Revisionist historians are at the top of the list of things that frosts The Pink Flamingo’s cookies, even more so than Democrats.
The Pink Flamingo owes King Hal and St. Crispin an apology. I forgot. St. Crispin’s Day is October 25. I blew it.
I always try to remember St. Crispin’s Day because I had an Clements ancestor (I share with Sam, Mannen, Jep, and Wes Hardin) who was knighted that day, by Henry, for saving his life!
The usual Henry Haters are at it again. Anne Curry, who has made a career out of damning Henry V, says the French did not have all that many troops, and the lopsided battle was all a lie.
Fortunately, cooler heads prevail.
“…nd if that hasn’t got you lot choking on your beef and oyster pie of Merry Olde England, it turns out that the lone authority coming to the defence of Shakespeare’s Band of Brothers is an American – one professor Clifford Rogers of the US Military Academy at West Point.
He estimates Hal’s men at 6,000 troops, “consisting of 1,000 men-at-arms in heavy steel armour and 5,000 longbowmen”.
The French, meanwhile, were packing 10,000 troops, each with “an attendant servant who would also fight, along with 4,000 crossbowmen and other troops”. Total: 24,000.
The opposing forces do agree on one point, though: that the French were defeated by Henry’s “superior positional sense”, which obliged their heavily-armoured nobles to attack across a narrow, muddy field where they got bogged down and slaughtered by the longbowmen (all 11 of them, against 430,000 knights, according to new El Reg research)…”
What’s he that wishes so?
My cousin Westmoreland? No, my fair cousin;
If we are mark’d to die, we are enow
To do our country loss; and if to live,
The fewer men, the greater share of honour.
God’s will! I pray thee, wish not one man more.
By Jove, I am not covetous for gold,
Nor care I who doth feed upon my cost;
It yearns me not if men my garments wear;
Such outward things dwell not in my desires.
But if it be a sin to covet honour,
I am the most offending soul alive.
No, faith, my coz, wish not a man from England.
God’s peace! I would not lose so great an honour
As one man more methinks would share from me
For the best hope I have. O, do not wish one more!
Rather proclaim it, Westmoreland, through my host,
That he which hath no stomach to this fight,
Let him depart; his passport shall be made,
And crowns for convoy put into his purse;
We would not die in that man’s company
That fears his fellowship to die with us.
This day is call’d the feast of Crispian.

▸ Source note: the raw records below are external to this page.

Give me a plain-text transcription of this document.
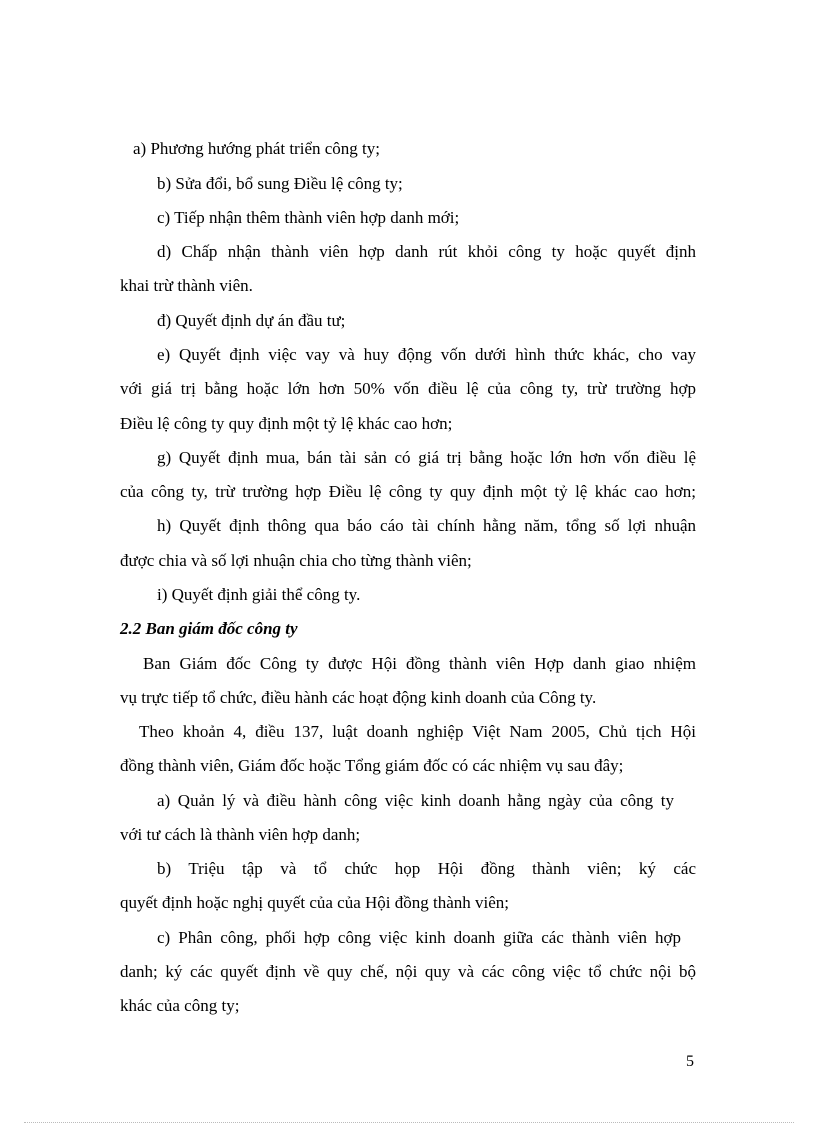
a) Phương hướng phát triển công ty;

b) Sửa đổi, bổ sung Điều lệ công ty;

c) Tiếp nhận thêm thành viên hợp danh mới;

d) Chấp nhận thành viên hợp danh rút khỏi công ty hoặc quyết định

khai trừ thành viên.

đ) Quyết định dự án đầu tư;

e) Quyết định việc vay và huy động vốn dưới hình thức khác, cho vay

với giá trị bằng hoặc lớn hơn 50% vốn điều lệ của công ty, trừ trường hợp

Điều lệ công ty quy định một tỷ lệ khác cao hơn;

g) Quyết định mua, bán tài sản có giá trị bằng hoặc lớn hơn vốn điều lệ

của công ty, trừ trường hợp Điều lệ công ty quy định một tỷ lệ khác cao hơn;

h) Quyết định thông qua báo cáo tài chính hằng năm, tổng số lợi nhuận

được chia và số lợi nhuận chia cho từng thành viên;

i) Quyết định giải thể công ty.

2.2 Ban giám đốc công ty

Ban Giám đốc Công ty được Hội đồng thành viên Hợp danh giao nhiệm

vụ trực tiếp tổ chức, điều hành các hoạt động kinh doanh của Công ty.

Theo khoản 4, điều 137, luật doanh nghiệp Việt Nam 2005, Chủ tịch Hội

đồng thành viên, Giám đốc hoặc Tổng giám đốc có các nhiệm vụ sau đây;

a) Quản lý và điều hành công việc kinh doanh hằng ngày của công ty

với tư cách là thành viên hợp danh;

b) Triệu tập và tổ chức họp Hội đồng thành viên; ký các

quyết định hoặc nghị quyết của của Hội đồng thành viên;

c) Phân công, phối hợp công việc kinh doanh giữa các thành viên hợp

danh; ký các quyết định về quy chế, nội quy và các công việc tổ chức nội bộ

khác của công ty;

5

He that outlives this day, and comes safe home,
Will stand a tip-toe when this day is nam’d,
And rouse him at the name of Crispian.
He that shall live this day, and see old age,
Will yearly on the vigil feast his neighbours,
And say ‘To-morrow is Saint Crispian.’
Then will he strip his sleeve and show his scars,
And say ‘These wounds I had on Crispian’s day.’
Old men forget; yet all shall be forgot,
But he’ll remember, with advantages,
What feats he did that day. Then shall our names,
Familiar in his mouth as household words-
Harry the King, Bedford and Exeter,
Warwick and Talbot, Salisbury and Gloucester-
Be in their flowing cups freshly rememb’red.
This story shall the good man teach his son;
And Crispin Crispian shall ne’er go by,
From this day to the ending of the world,
But we in it shall be remembered-
We few, we happy few, we band of brothers;
For he to-day that sheds his blood with me
Shall be my brother; be he ne’er so vile,
This day shall gentle his condition;
And gentlemen in England now-a-bed
Shall think themselves accurs’d they were not here,
And hold their manhoods cheap whiles any speaks
That fought with us upon Saint Crispin’s day.